Der Verfasser dieser Zeilen ist nun der
einleitend kurzformulierten Auffassung, daß nämlich
Recht nichts anderes ist, als latente (!) Gewalt.
Der Marxist würde sagen, das herrschende Recht ist das Recht der herrschenden (Klasse).
Sekundär wäre es dann aber auch
(subjektives) Recht gegen die Herrschenden. Recht als
Ruhezustand (stabiles Gleichgewicht) in einem Herrschaftsverhältnis ist aber
nicht an
Klassengesellschaften gebunden. Jede Mikrozelle einer Urgesellschaft in
der
Machtverhältnisse eine Rolle spielen, ist nur von Bestand, wenn diese irgendwie
von
Mechanismen geregelt werden, ansonsten vernichtet die Gewalt ihre Basis. In
unruhigen
Zeiten gibt es kein aktuelles Recht, aber es konstituiert sich alsbald,
zumeist anknüpfend
an Hergebrachtes. Man denke z.b. an Situationen des Neuaufbaus eines
Gemeinschaftswesens nach Ende eines [verlorenen] Krieges. Woran knüpft die
Legitimation
eines Verkehrspolizisten, Briefträgers, Bürgermeisters, Rentenbeziehers,
Hausmeisters am
9. Mai 1945 ?
Umgekehrt ist kein solcher Regelmechanismus
denkbar ohne ein bestehendes
Herrschaftsverhältnis. Anarchie ist nicht machbar, Ordnung muß nicht sein,
aber ergibt
sich ("normative Kraft des faktischen" auf einer unteren Ebene.
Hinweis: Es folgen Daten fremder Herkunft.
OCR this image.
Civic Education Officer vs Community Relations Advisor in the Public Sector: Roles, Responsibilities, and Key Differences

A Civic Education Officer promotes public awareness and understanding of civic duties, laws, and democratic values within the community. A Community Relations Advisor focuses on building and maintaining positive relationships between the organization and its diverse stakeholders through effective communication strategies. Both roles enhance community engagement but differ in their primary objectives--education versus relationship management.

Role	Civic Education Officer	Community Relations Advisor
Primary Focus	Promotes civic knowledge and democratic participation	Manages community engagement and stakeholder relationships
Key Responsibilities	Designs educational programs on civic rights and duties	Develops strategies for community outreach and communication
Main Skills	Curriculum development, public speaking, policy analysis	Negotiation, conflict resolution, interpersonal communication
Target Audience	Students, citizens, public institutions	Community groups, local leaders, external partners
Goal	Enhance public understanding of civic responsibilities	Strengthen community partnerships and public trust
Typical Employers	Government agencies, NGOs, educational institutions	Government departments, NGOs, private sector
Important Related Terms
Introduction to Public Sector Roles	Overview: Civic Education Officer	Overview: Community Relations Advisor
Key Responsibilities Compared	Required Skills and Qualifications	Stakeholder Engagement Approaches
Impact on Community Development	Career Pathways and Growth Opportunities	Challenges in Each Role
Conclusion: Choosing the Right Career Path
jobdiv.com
Recht ist die systematisierte Reflexion der
Gewaltverhältnisse auf die Umgangsformen oder
die Zustandsbeschreibung der sich aus Gewaltvermeidung
(Harmoniebedürfnis)
ergebenden Ressourcenverteilung. Recht konstituiert sich nicht aus
Gesellschaftsvertrag,
sondern ist die Essenz der Kapitulationsbedingungen in
Herrschaftsverhältnissen.
Anarchie und Recht sind Antagonismen. Aus diesem Naturgesetz ist letztlich
(auf
unterschiedlichen gedanklichen Wegen) gleichermaßen Naturrecht
und/oder
geschriebenes- gesetztes Recht extrahiert.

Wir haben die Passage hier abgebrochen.